Throughout this period, the Bond DDG and our working groups partnered, supported, encouraged and fed into these initiatives through our valuable relationship with the FCDO, particularly the Disability Inclusion Team.
What is the current state of play?
There are an estimated 1.3 billion people with disabilities globally. This number is expected to double by 2050. People with disabilities on average experience poverty at more than twice the rate of persons without disabilities and are between two to four times more likely to be impacted by climate change than those without disabilities.
Women with disabilities face greater exclusion from education, healthcare and good nutrition, with up to 70% experiencing sexual abuse before 18 years of age. Children with disabilities are twice as likely never to attend school, three times more likely to be underweight and four times more likely to experience physical violence. UK leadership in this area remains critical.
What challenges lie ahead?
Global crises alongside cuts to Official Development Assistance (ODA) continue to disproportionately impact people with disabilities, and the positive ambitious commitments in the DIRS will not be met without tangible targets and proper resourcing. To be a success, adequate funding must go hand-in-hand with transparency, indicators and timelines that enable real and meaningful accountability.
Neither the 2022 International Development Strategy nor the recent International Women and Girls Strategy reference the DIRS or have a strong reference to disability inclusion.
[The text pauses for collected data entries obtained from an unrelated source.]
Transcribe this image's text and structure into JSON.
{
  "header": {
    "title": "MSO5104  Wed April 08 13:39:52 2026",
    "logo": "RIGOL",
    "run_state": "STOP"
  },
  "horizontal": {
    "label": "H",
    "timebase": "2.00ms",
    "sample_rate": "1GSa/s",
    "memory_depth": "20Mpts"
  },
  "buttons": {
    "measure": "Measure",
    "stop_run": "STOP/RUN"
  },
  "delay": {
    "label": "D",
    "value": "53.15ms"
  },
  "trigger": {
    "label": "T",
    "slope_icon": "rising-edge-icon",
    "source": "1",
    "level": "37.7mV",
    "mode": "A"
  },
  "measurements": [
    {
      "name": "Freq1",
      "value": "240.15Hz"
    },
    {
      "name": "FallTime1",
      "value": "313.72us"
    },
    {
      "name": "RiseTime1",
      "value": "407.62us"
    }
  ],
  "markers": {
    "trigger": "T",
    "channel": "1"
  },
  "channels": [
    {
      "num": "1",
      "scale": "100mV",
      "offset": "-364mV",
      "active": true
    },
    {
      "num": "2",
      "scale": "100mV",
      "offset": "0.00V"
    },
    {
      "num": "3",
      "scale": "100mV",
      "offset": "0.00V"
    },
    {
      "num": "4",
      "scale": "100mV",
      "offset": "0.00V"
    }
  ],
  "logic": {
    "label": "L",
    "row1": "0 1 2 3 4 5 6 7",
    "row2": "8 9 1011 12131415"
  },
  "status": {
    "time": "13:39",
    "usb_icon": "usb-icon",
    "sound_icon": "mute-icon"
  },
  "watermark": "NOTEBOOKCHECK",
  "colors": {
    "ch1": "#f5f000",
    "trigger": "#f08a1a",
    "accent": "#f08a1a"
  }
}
Reassurances that disability will be a focus in delivery plans for these strategies going forward are welcomed and important, alongside a commitment to meaningfully engage with Organisations of People with Disabilities in programming – enabling disability inclusion to cut across all FCDO work.
What needs to happen?
The UK’s leadership on disability must not be jeopardised or put at risk.
To build on these excellent foundations, the UK must provide proper funding and harness the full force of its diplomatic and global influence to promote the rights of people with disabilities. The DDG stands ready to support the whole FCDO and UK government to increase the participation of people with disabilities in programme delivery for a more inclusive, prosperous world for all.